GPR56 is a member of the adhesion G-protein-coupled receptor family shown to play important roles in cell adhesion, brain development, immune function, and tumorigenesis. GPR56 is highly upregulated in colorectal cancer and correlates with poor prognosis. Several studies have shown GPR56 couples to the Gα12/13 class of heterotrimeric G-proteins to promote RhoA activation. However, due to its structural complexity and lack of a high-affinity receptor-specific ligand, the complete GPR56 signaling mechanism remains largely unknown. To delineate the activation mechanism and intracellular signaling functions of GPR56, we generated a monoclonal antibody (mAb) that binds with high affinity and specificity to the extracellular domain (ECD). Using deletion mutants, we mapped the mAb binding site to the GAIN domain, which mediates membrane-proximal autoproteolytic cleavage of the ECD. We showed that GPR56 overexpression in 293T cells leads to increased phosphorylation of Src, Fak, and paxillin adhesion proteins and activation of the Gα12/13-RhoA-mediated serum response factor (SRF) pathway. Treatment with the mAb potentiated Src-Fak phosphorylation, RhoA-SRF signaling, and cell adhesion. Consistently, GPR56 knockdown in colorectal cancer cells decreased Src-Fak pathway phosphorylation and cell adhesion. Interestingly, GPR56-mediated activation of Src-Fak phosphorylation occurred independent of RhoA, yet mAb-induced potentiation of RhoA-SRF signaling was Src-dependent. Furthermore, we show that the C-terminal portion of the Serine-Threonine-Proline-rich (STP) region, adjacent to the GAIN domain, was required for Src-Fak activation. However, autoproteolytic cleavage of the ECD was dispensable. These data support a new ECD-dependent mechanism by which GPR56 functions to regulate adhesion through activation of Src-Fak signaling.

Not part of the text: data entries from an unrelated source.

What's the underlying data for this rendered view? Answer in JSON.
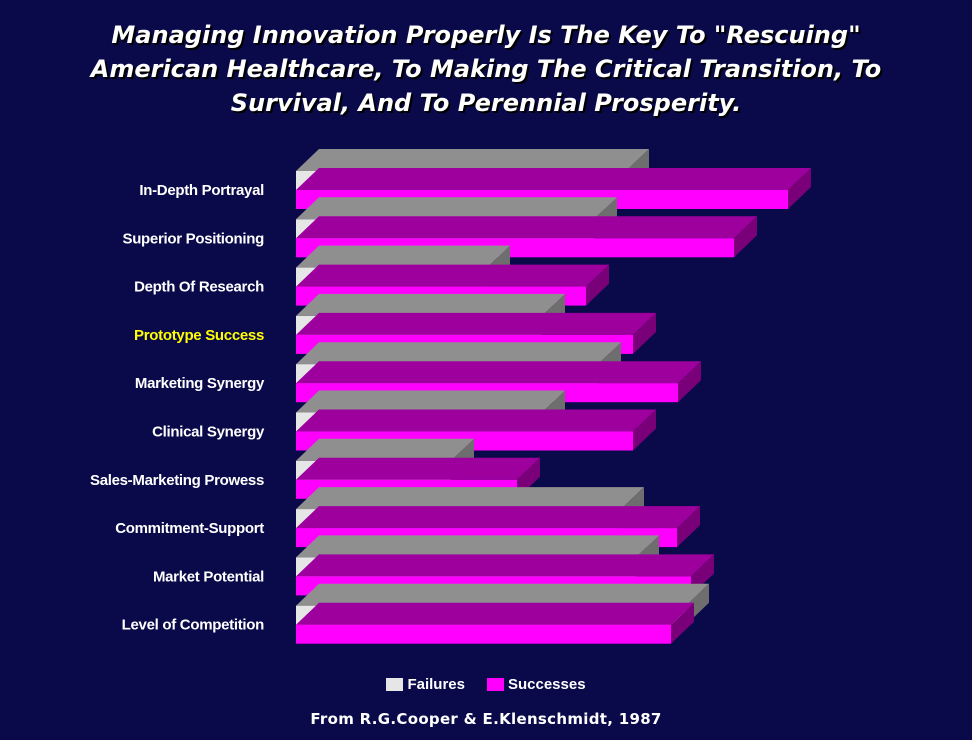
{
  "title_lines": [
    "Managing Innovation Properly Is The Key To \"Rescuing\"",
    "American Healthcare, To Making The Critical Transition, To",
    "Survival, And To Perennial Prosperity."
  ],
  "source": "From R.G.Cooper & E.Klenschmidt, 1987",
  "colors": {
    "background": "#0a0a4a",
    "failures": "#e6e6e6",
    "successes": "#ff00ff",
    "label": "#ffffff",
    "highlight_label": "#ffff00"
  },
  "chart_data": {
    "type": "bar",
    "orientation": "horizontal",
    "style": "3d",
    "categories": [
      "In-Depth Portrayal",
      "Superior Positioning",
      "Depth Of Research",
      "Prototype Success",
      "Marketing Synergy",
      "Clinical Synergy",
      "Sales-Marketing Prowess",
      "Commitment-Support",
      "Market Potential",
      "Level of Competition"
    ],
    "highlighted_category": "Prototype Success",
    "series": [
      {
        "name": "Failures",
        "values": [
          330,
          298,
          191,
          246,
          302,
          246,
          155,
          325,
          340,
          390
        ]
      },
      {
        "name": "Successes",
        "values": [
          492,
          438,
          290,
          337,
          382,
          337,
          221,
          381,
          395,
          375
        ]
      }
    ],
    "legend": [
      "Failures",
      "Successes"
    ],
    "legend_position": "bottom",
    "grid": false,
    "xlabel": "",
    "ylabel": ""
  }
}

GPR56 Drives Colorectal Tumor Growth and Promotes Drug Resistance through Upregulation of MDR1 Expression via a RhoA-Mediated Mechanism.

Drug resistance continues to be a major obstacle of effective therapy for colorectal cancer, leading to tumor relapse or treatment failure. Cancer stem cells (CSC) or tumor-initiating cells are a subpopulation of tumor cells which retain the capacity for self-renewal and are suggested to be implicated in drug resistance. LGR5 is highly expressed in colorectal cancer and marks CSCs that drive tumor growth and metastasis. LGR5(+) CSCs cells were shown to interconvert with more drug-resistant LGR5(-) cancer cells, and treatment with LGR5-targeted antibody-drug conjugates (ADC) eliminated LGR5(+) tumors, yet a fraction of LGR5(-) tumors eventually recurred. Therefore, it is important to identify mechanisms associated with CSC plasticity and drug resistance in order to develop curative therapies. Here, we show that loss of LGR5 in colon cancer cells enhanced resistance to irinotecan and 5-fluorouracil and increased expression of adhesion G-protein-coupled receptor, GPR56. GPR56 expression was significantly higher in primary colon tumors versus matched normal tissues and correlated with poor survival outcome. GPR56 enhanced drug resistance through upregulation of MDR1 levels via a RhoA-mediated signaling mechanism. Loss of GPR56 led to suppression of tumor growth and increased sensitivity of cancer cells to chemotherapy and monomethyl auristatin E-linked anti-LGR5 ADCs, by reducing MDR1 levels. These findings suggest that upregulation of GPR56 may be a mechanism associated with CSC plasticity by which LGR5(-) cancer cells acquire a more drug-resistant phenotype. IMPLICATIONS: Our findings suggest that targeting GPR56 may provide a new strategy for the treatment of colorectal cancer and combatting drug resistance.